El Jorge (el foquista) es más silencioso, pero siempre está atento, alerta, percibiendo detalles que quizá otros pasan por alto. El Toñito claquetea sigilosamente y siempre aporta con algún comentario oportuno y sensible. La Misha (la sonidista) se desliza por el espacio ocultando micrófonos en lugares inverosímiles, siempre usa unas bellas gafas de sol, aunque estemos en interiores.

El equipo de Arte, Santi, Mari y Pau, falsean vino con jugo de uva o se las ingenian para crear un dildo vegano. Yo reviso el cuadro con el Simón, hablo con el Iván (el súper ad) y la Greta, su crack hija adolescente que hace de continuista y de lo que haga falta. Reviso las tomas rodadas y las fotos, con el Feli (el data y el superfotógrafo de foto fija).

Una vez resuelta la escena, me dirijo al holding, el espacio reservado para el vestuario, el maquillaje y el microfoneo al cuerpo. La Daya, la maquillista de pelo rojo, tiene una canción para cada estado de ánimo y cada color de sombra. Si la escena que vamos a rodar es alegre, ella canta “Qué pasará, qué misterio habrá, puede ser mi gran noche”, pero si la escena que viene es dramática, corea despacio “Sí, yo quería ser esa mujer, la madre de tus hijos, y juntos caminar hacia el altar, directo hacia la muerte”. La Daya es como un coro griego que comenta la vida (y la ficción) con canciones.

La Francis, la vestuarista alta, delgada y de manos largas, me ajusta las mangas, me prueba vestidos, conoce detalles de mi cuerpo que hasta yo ignoro, como el ancho de mis dedos y las dimensiones de mis caderas. Nadie me ha tocado tanto como en este mes de rodaje. La Misha me pone un mic entre las costillas, la Daya me pone una mascarilla de miel en la cara, mientras la Francis me sube la cremallera del vestido.

Afuera, en el set, está la acción que implica maquinaria y manos masculinas (aunque de hecho el equipo de grip está compuesto por dos chicas), y el holding es la sala de los cuidados… Gloria Trevi, Camilo Cesto, Ana Gabriel, espejos, mousse, secador, gente desnuda. El pudor desaparece cuando la prioridad dejo de ser yo misma y mi ególatra vergüenza y solo tengo un objetivo, que es el mismo que el del crew, la película. Andar en calzón y bata se convierte en pan de todos los días, así como salir en bata al set y dirigir en paños menores.

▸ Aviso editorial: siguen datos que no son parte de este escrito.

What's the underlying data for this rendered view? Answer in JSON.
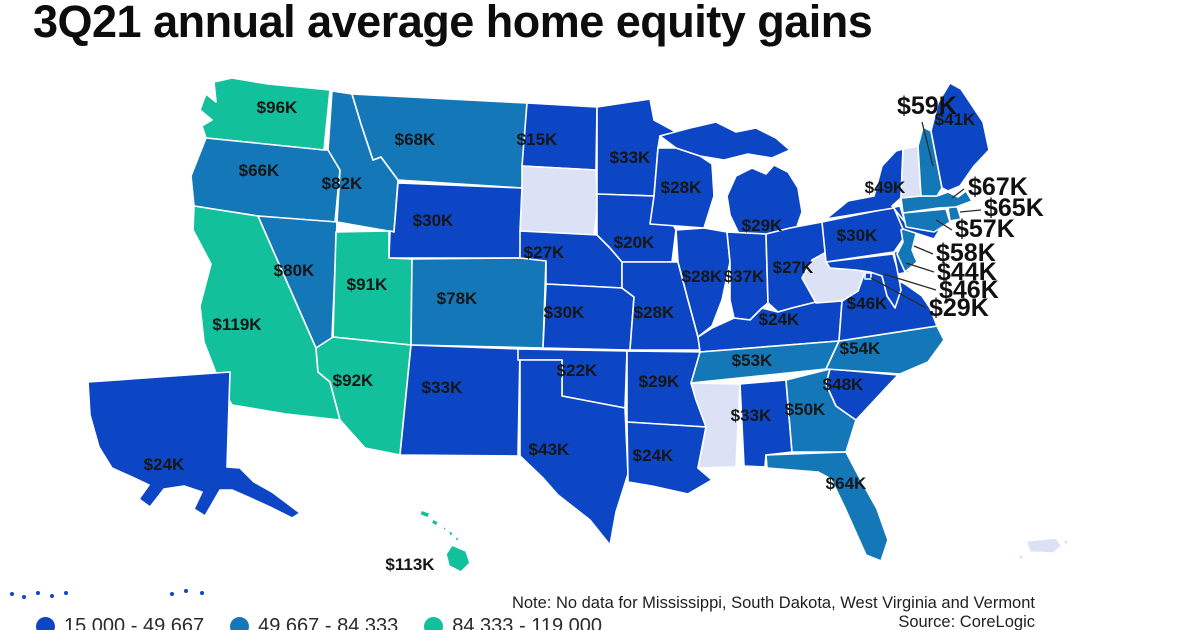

Somos una familia. La barrera entre lo colectivo y lo íntimo se rompe en el rodaje. Tantos ojos, tanta intimidad. Tengo gafer pegado entre la ropa, microporo en los tirantes y un mic entre las chichis. Lo estoy haciendo, ahora, hoy, estoy cumpliendo mi sueño. Y encima, a pesar de mis lentes chuecos, me tratan como a una maldita diva. ¿Será posible esta felicidad? No hay derecho.